The current solution of manually blocking subnets is time-consuming. Are there any application-level features within Omeka Classic designed to mitigate this kind of modern bot traffic?
I feel your pain. It’s been a huge problem for me. The solution I used was to funnel all traffic through CloudFlare and to block nearly every country except US, Canada, and European nations. To my knowledge there is nothing in Omeka that will help.
I’m experiencing the same problem: I’m monitoring the Sessions table (through the plugin Admin Tools), and it’s getting really inflated by bots visiting our site.
The trap code should be run in the very beginning, when Omeka is generating the new session. Any idea how to do it? Or should it be added to the core somehow?
I don’t think we’re likely to put something like this in the core. If for no other reason that the kind of necessary/useful techniques shift over time in a way that probably makes the core not the ideal place.

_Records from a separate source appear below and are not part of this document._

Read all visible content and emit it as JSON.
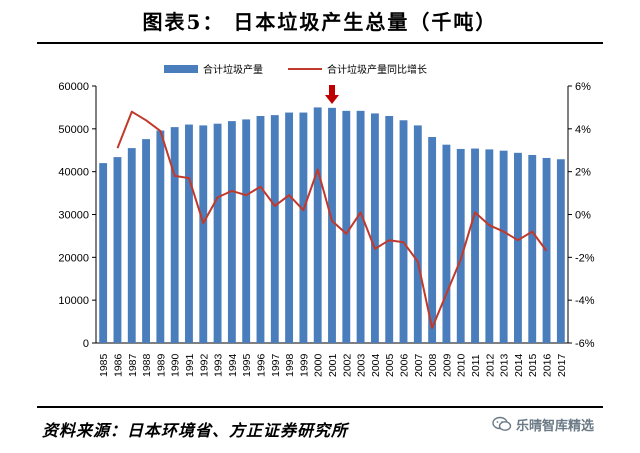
{
  "title": "图表5：  日本垃圾产生总量（千吨）",
  "source_note": "资料来源：日本环境省、方正证券研究所",
  "watermark": "乐晴智库精选",
  "colors": {
    "bar": "#4a7dbc",
    "line": "#c0392b",
    "arrow": "#c00000"
  },
  "chart_data": {
    "type": "bar+line",
    "categories": [
      "1985",
      "1986",
      "1987",
      "1988",
      "1989",
      "1990",
      "1991",
      "1992",
      "1993",
      "1994",
      "1995",
      "1996",
      "1997",
      "1998",
      "1999",
      "2000",
      "2001",
      "2002",
      "2003",
      "2004",
      "2005",
      "2006",
      "2007",
      "2008",
      "2009",
      "2010",
      "2011",
      "2012",
      "2013",
      "2014",
      "2015",
      "2016",
      "2017"
    ],
    "series": [
      {
        "name": "合计垃圾产量",
        "type": "bar",
        "axis": "left",
        "values": [
          42000,
          43400,
          45500,
          47600,
          49600,
          50400,
          51000,
          50800,
          51200,
          51800,
          52200,
          53000,
          53200,
          53800,
          53800,
          55000,
          54900,
          54200,
          54200,
          53600,
          53000,
          52000,
          50800,
          48100,
          46300,
          45300,
          45400,
          45200,
          44900,
          44400,
          43900,
          43200,
          42900
        ]
      },
      {
        "name": "合计垃圾产量同比增长",
        "type": "line",
        "axis": "right",
        "values": [
          null,
          3.1,
          4.8,
          4.4,
          3.9,
          1.8,
          1.7,
          -0.4,
          0.8,
          1.1,
          0.9,
          1.3,
          0.4,
          0.9,
          0.2,
          2.1,
          -0.3,
          -0.9,
          0.1,
          -1.6,
          -1.2,
          -1.3,
          -2.2,
          -5.3,
          -3.7,
          -2.1,
          0.1,
          -0.5,
          -0.8,
          -1.2,
          -0.8,
          -1.7,
          null
        ]
      }
    ],
    "y_left": {
      "min": 0,
      "max": 60000,
      "ticks": [
        0,
        10000,
        20000,
        30000,
        40000,
        50000,
        60000
      ]
    },
    "y_right": {
      "min": -6,
      "max": 6,
      "ticks": [
        -6,
        -4,
        -2,
        0,
        2,
        4,
        6
      ],
      "tick_labels": [
        "-6%",
        "-4%",
        "-2%",
        "0%",
        "2%",
        "4%",
        "6%"
      ]
    },
    "legend_position": "top",
    "annotation": {
      "type": "down-arrow",
      "at_category": "2001"
    }
  }
}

If anyone is thinking about building something like this as a plugin, I’d probably look at doing it with a controller plugin: you can have code that runs very early in the process of going to any URL.
Also I’ll note here that Classic 3.2 should eliminate constant growth of the sessions table for anyone whose servers have/had that problem before: bots can still create lots of empty sessions but they should be culled periodically.
The session will probably be started by then, yeah. But the sessions table entries are more of a minor annoyance, really: for most, stopping these requests from getting to the actual queries used to generate the page is what matters.